Lucerys shrugged, “Sometimes he tells me I will keep it and that he will sell us both to some brothel to live out our days. Other times he speaks about raising it as if someone else had birthed it, about teaching it to despise me. When he is feeling especially cruel he tells me he will do what my grandfather should have done the moment I was born with this brown hair, that he’ll twist its neck and place the broken body in my arms.”
His voice never wavered, never once broke under the weight of what he was saying. How many times had Aemond told him this for it to be so benign? How many horrors had her son whispered in his nephew’s ears for him to repeat them with so little emotion?
She could not take this. She could not sit in this windowless room anymore, could not continue to talk to this dead-eyed boy. She wanted to leave, she wanted to run away and never look back upon this gods forsaken place. She wanted to hug her remaining children tight and never let go, wanted to join her dead ones where they rested peacefully in their graves. Alicent wanted to be anywhere but here.
The worst part was that Alicent still hated Lucerys. What kind of person could look at such a pitiful sight and still hold so much detestation in their heart? Would the gods scorn her for choosing her own blood over decency, for staying by Aemond's side even as he committed such evil acts? Would the Mother condemn her for her decision to choose him? Would she be disappointed in a woman who could not even open up her heart for one broken little boy, who could not look past her hatred to take him into her care?
Alicent had four children once and now she has two. She had chosen her children once, and may the gods forgive her for choosing them once more.
“I will speak to Aemond,” the words did not sound real coming out of her mouth, muffled as if someone had stuffed her mouth with wool.
Lucerys nodded politely but it was evident he did not believe her. There were no traces of hope in his lone eye. She did not understand why she suddenly needed him to believe her so badly.
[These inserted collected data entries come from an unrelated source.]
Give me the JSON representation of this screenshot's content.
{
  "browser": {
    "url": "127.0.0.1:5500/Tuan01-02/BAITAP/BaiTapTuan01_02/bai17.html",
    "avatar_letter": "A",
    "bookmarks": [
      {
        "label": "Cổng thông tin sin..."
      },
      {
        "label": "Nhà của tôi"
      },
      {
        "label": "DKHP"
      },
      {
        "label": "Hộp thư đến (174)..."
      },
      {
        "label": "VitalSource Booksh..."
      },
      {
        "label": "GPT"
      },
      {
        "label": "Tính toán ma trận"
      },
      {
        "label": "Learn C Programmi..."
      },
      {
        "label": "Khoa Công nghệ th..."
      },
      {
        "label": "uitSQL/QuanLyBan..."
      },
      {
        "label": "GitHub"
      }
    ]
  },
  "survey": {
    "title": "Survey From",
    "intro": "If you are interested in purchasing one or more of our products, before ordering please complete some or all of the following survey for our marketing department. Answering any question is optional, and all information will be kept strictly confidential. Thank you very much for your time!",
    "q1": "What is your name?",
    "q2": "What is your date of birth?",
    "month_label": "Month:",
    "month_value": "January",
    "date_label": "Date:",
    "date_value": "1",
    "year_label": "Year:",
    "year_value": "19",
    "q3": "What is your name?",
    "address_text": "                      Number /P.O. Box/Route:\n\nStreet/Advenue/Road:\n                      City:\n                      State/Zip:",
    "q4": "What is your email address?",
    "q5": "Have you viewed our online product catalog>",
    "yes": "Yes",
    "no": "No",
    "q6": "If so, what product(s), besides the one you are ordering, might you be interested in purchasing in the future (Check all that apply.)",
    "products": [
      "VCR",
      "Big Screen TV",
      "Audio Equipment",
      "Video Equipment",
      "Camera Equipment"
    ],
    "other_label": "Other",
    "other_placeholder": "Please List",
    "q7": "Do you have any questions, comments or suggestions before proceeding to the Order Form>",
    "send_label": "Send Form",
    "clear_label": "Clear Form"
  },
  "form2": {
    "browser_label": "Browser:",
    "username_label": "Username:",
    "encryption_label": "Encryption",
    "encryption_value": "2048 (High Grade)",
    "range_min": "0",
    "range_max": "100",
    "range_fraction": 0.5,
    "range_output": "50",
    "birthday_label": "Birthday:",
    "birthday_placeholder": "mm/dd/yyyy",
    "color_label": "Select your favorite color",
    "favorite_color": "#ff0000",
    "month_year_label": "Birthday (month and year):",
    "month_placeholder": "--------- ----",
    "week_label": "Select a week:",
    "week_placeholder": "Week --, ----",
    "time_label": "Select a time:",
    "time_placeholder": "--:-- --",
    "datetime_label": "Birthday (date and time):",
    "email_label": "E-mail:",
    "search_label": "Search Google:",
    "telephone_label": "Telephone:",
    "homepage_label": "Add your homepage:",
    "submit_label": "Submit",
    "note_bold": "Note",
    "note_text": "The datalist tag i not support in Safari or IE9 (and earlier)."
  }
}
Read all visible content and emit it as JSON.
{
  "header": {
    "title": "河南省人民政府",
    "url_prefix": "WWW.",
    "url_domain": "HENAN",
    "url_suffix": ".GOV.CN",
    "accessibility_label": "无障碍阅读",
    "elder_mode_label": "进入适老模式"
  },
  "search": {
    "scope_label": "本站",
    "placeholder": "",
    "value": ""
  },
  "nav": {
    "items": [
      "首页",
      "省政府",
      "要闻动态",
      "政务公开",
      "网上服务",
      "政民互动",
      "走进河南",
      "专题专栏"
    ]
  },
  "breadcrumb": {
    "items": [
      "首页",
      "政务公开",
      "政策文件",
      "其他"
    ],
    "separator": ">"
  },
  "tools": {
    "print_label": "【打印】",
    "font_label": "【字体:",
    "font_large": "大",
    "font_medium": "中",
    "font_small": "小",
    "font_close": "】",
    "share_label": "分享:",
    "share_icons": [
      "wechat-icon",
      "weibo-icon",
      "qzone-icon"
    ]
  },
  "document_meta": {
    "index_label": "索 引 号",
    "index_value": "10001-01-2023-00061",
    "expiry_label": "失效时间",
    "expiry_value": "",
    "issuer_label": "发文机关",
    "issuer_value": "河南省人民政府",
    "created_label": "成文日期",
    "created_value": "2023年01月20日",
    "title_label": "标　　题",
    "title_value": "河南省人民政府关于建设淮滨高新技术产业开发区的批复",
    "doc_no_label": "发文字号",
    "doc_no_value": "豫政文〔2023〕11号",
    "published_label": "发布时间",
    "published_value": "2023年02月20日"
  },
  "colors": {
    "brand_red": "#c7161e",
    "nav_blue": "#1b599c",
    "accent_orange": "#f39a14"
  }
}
“I will,” she insisted, the desperation embarrassingly clear in her voice, “You should know what is to be done with you. I can ensure that much at least.”
“You are most kind my lady, thank you.”
How old was Lucerys now, four and ten? Five and ten? He sounded tired beyond his years. At five and ten she had been tasked to care for a dying king and had spent her days wiping the sweat from his brow and helping the feeble man change out of his spoiled clothes. She had long resented her father for putting her there, for depriving her of her childhood in his quest for power. Lucerys must hate them even more than she ever hated her father. They had stolen from him more than just his childhood.
Alicent pushed off of her chair, “I will return tomorrow with a maester. Is there anything I can bring for you in the meantime? If it is in my power I will do my best to bring it.”
Bewildered, Lucerys shook his head, “There is nothing my lady.”
She had expected as much, yet she was still disappointed. She did not care for him yet part of her yearned for his trust. It was a foolish thought, why would he trust her when she could not even condemn her own son for the suffering he had inflicted upon him? Pushing such nonsense aside, Alicent was halfway to the door when a quiet voice rang out through the room.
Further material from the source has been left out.